In a real estate context, an option fee is money paid by a buyer to a seller for the option to terminate a real estate contract.

Option fee funds should not be confused with earnest money.

The use of option fees is most common in the residential resale market in Texas.

==Option fees in Texas==

The residential real estate industry in Texas is unique in that the real estate sales contract forms used in most transactions in the state are developed through a state agency, the Texas Real Estate Commission (TREC). TREC's Broker-Lawyer Committee develops standard contract forms and addenda which are promulgated by the Commission. While the forms are public records and available for anyone to use, they are intended for use by those persons holding licenses to practice real estate in Texas. Though the use of these contract forms and addenda is voluntary, they are used in most transactions.

One distinctive feature of residential real estate contract forms promulgated by the TREC is the "termination option." The termination option paragraph of the contract gives a potential buyer, in return for paying an "option fee" to the seller, the unrestricted right to terminate the contract by giving notice of termination to the seller within a certain number of days after the effective date of the negotiated contract. The number of days and the amount of the option fee, like sales price and earnest money, are among those features negotiated between a seller and potential buyer in the sale contract; in Texas, option fees typically range from $100 to $200, while earnest money ranges from one to several thousand dollars. Option fees are paid directly to the seller and are only refundable at closing, while earnest money in Texas is typically paid to and held in escrow by title insurance companies for the seller. Earnest money is either paid to the seller or refunded to a potential buyer, depending on a number of factors.

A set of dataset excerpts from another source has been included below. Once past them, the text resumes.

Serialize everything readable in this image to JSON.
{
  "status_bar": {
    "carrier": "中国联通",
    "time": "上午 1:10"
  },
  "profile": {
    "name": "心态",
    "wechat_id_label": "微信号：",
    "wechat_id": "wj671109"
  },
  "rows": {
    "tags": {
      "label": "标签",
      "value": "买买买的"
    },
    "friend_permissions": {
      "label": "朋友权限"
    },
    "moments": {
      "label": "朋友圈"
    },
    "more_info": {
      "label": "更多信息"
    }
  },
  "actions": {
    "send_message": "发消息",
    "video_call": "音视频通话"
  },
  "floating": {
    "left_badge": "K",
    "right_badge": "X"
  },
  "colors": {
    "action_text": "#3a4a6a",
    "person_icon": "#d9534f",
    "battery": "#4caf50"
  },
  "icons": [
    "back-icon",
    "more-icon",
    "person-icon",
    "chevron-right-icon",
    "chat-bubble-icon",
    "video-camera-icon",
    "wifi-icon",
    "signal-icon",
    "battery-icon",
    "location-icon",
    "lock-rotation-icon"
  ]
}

The termination option gives a potential buyer time to fully evaluate the condition of the property and perhaps renegotiate the initial offer based on inspections, needed repairs, or other considerations. During the option period, buyers may either terminate the contract or proceed to purchase the home. Sellers not only receive the benefit of the option fee payment, but also avoid jeopardizing a successful sale. In addition, during the option period, the seller can continue to negotiate and accept back-up offers from other potential buyers.